Es sieht vor, dass die Schweiz die im europäischen Binnenmarkt geltenden Produktevorschriften (acquis communautaire) laufend zu übernehmen hat. Tut sie dies, können die entsprechenden schweizerischen Produkte im Binnenmarkt zum Verkauf angeboten werden.
Weitaus die meisten Anpassungen von CH-Produktevorschriften laufen per Verordnung auf Verwaltungsebene ab. Der ordentliche eidgenössische Gesetzgeber (Parlament und Volk) hört und weiss davon nichts.
Das gilt für Vorschriften über Autos, Lastwagen, gefährliche Stoffe, Chemikalien, Biozidprodukte, Arzneimittel, Laborleistungen, Bauprodukte, Baumaschinen, Messgeräte, Fertigverpackungen, Telekommunikationsgeräte, Aufzüge, Seilbahnen, Sprengstoffe, Spielwaren und vieles mehr.

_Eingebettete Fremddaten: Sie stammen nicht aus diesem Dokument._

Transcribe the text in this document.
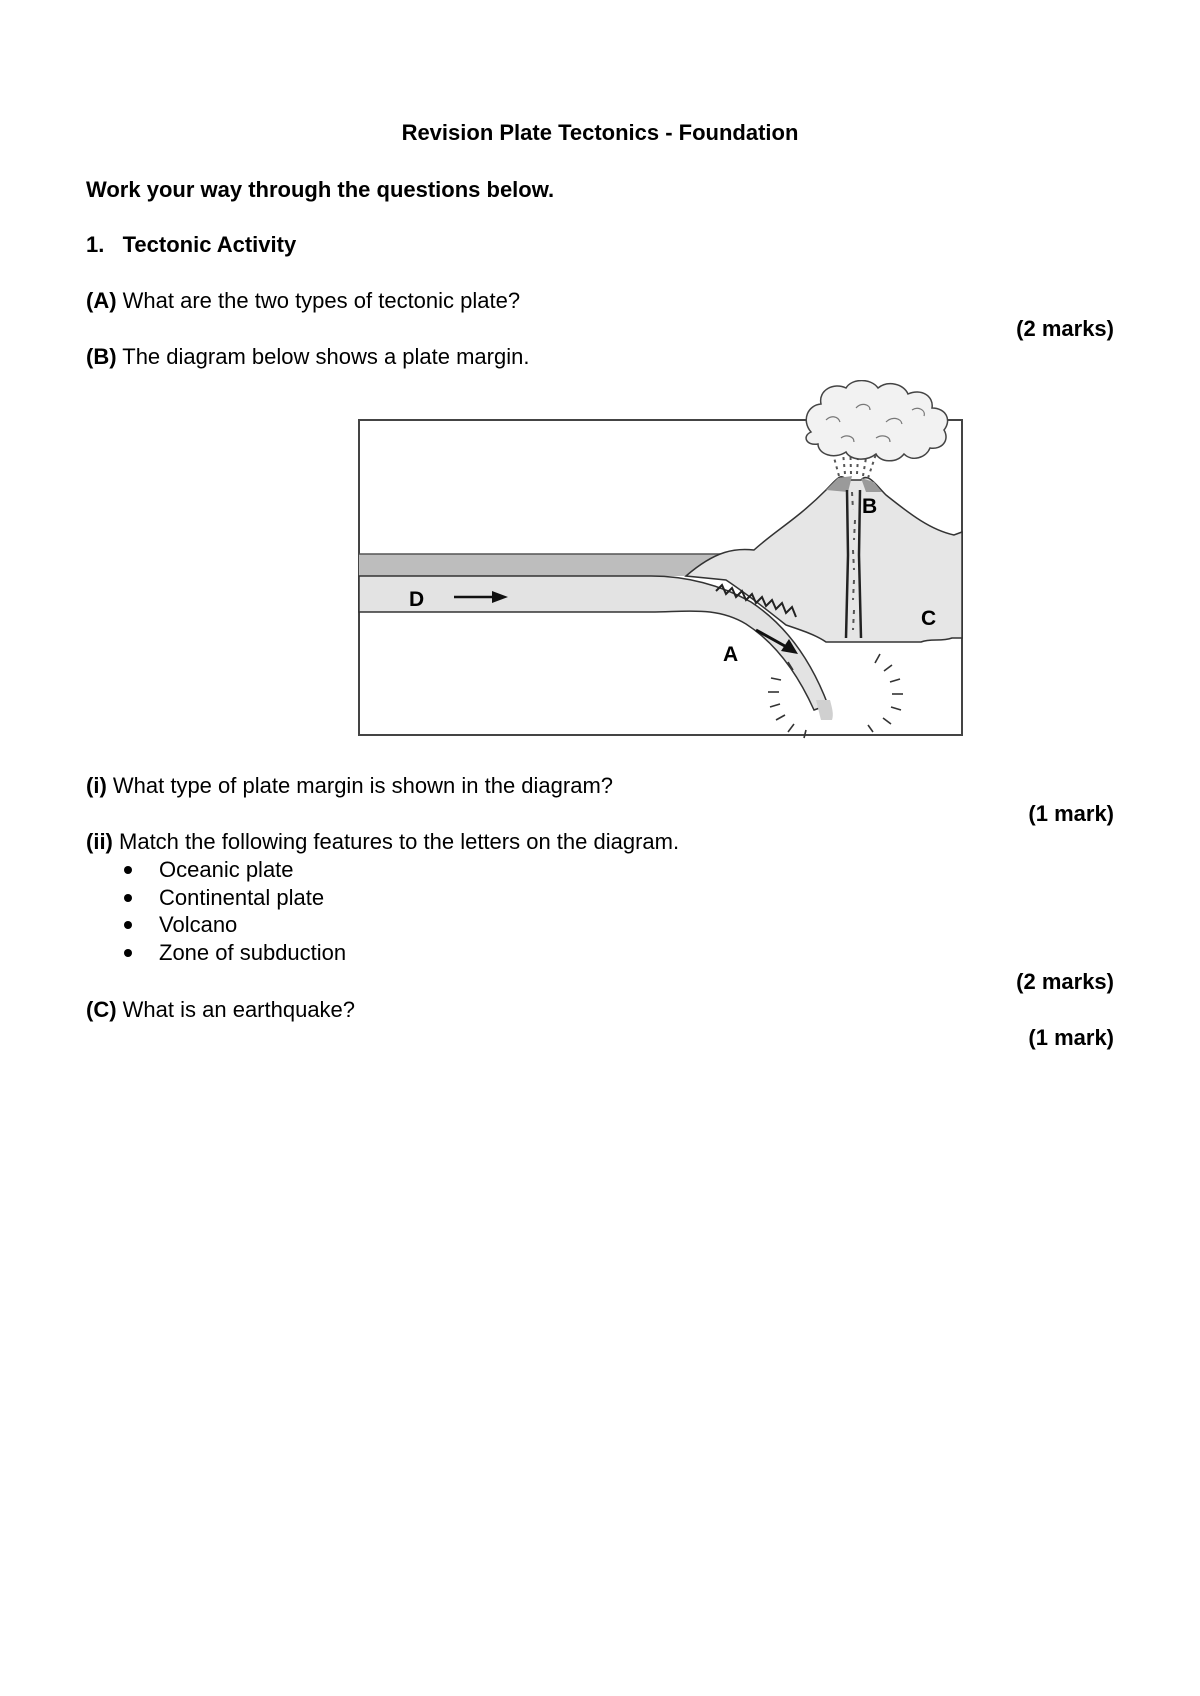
Revision Plate Tectonics - Foundation
Work your way through the questions below.
1. Tectonic Activity
(A) What are the two types of tectonic plate?
(2 marks)
(B) The diagram below shows a plate margin.
D
A
B
C
(i) What type of plate margin is shown in the diagram?
(1 mark)
(ii) Match the following features to the letters on the diagram.
Oceanic plate
Continental plate
Volcano
Zone of subduction
(2 marks)
(C) What is an earthquake?
(1 mark)
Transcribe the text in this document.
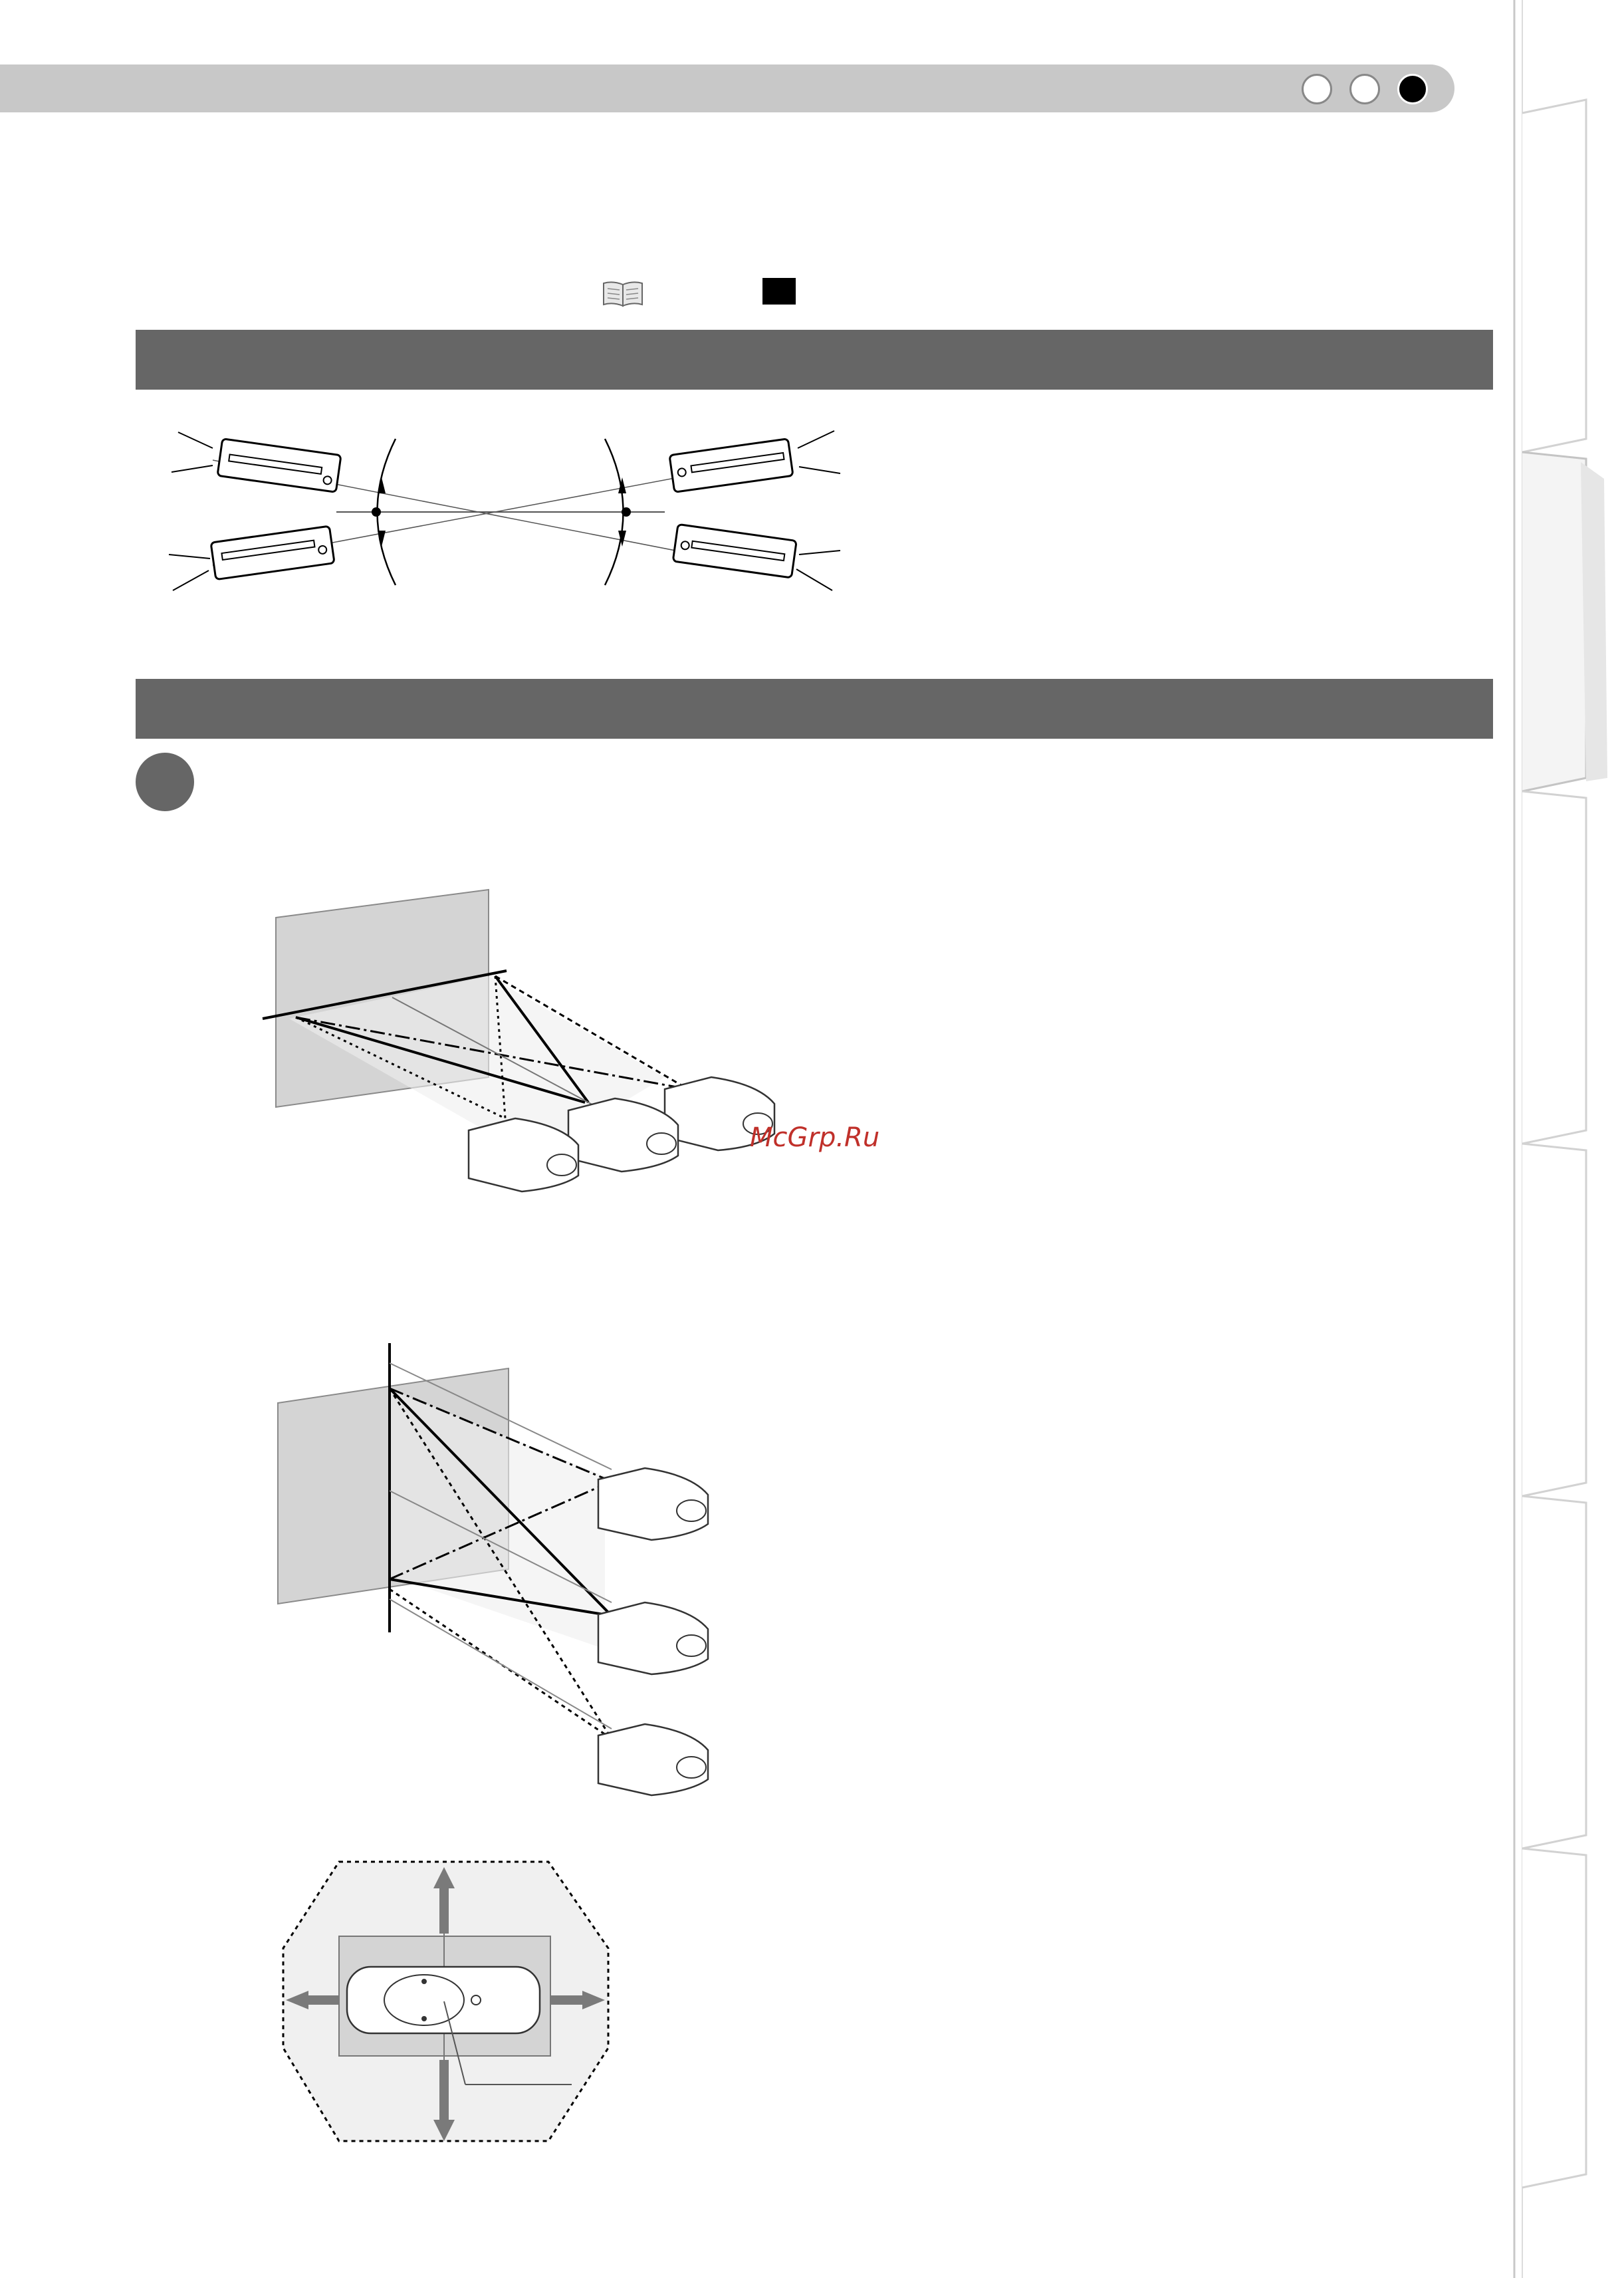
McGrp.Ru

Seit 16 Jahren übernimmt die Schweiz alle von der EU erlassenen Produktregeln, eben den acquis communautaire, praktisch ohne Resonanz in der Öffentlichkeit.
Aktuell geht es um die Übernahme neuer Binnenmarkt-Regeln für Medizinalprodukte. Ausnahmsweise ist hier eine Gesetzgebung notwendig.
Zu den in der Schweiz geltenden Binnenmarktregeln für Produkte hat die Schweiz nichts zu sagen, da der Bundesrat – den Rechtsnationalen folgend - eine Vertretung der Schweiz im EU-Parlament, im EU-Rat und in der EU-Kommission ablehnt.
Die Schweiz ist im Rahmen der „gegenseitigen“ Anerkennung in jeder Hinsicht blosser Ruletaker.
Der Binnenmarkt übernimmt nach den Bilateralen Verträgen keine Schweizer Regeln. Korrekterweise dürfte man daher auch nicht von „gegenseitiger“ Anerkennung sprechen, handelt es sich doch faktisch um eine einseitige Anerkennung der Binnenmarktregeln durch die Schweiz.
Das diplomatische Wording in den Bilateralen Verträgen erweckt einen falschen Eindruck.
Stellt die EU fest, dass die Schweiz die Binnenmarktregeln nicht einhält oder neue Regeln nicht übernimmt, kann sie die Anwendung des Abkommens ganz oder teilweise aussetzen.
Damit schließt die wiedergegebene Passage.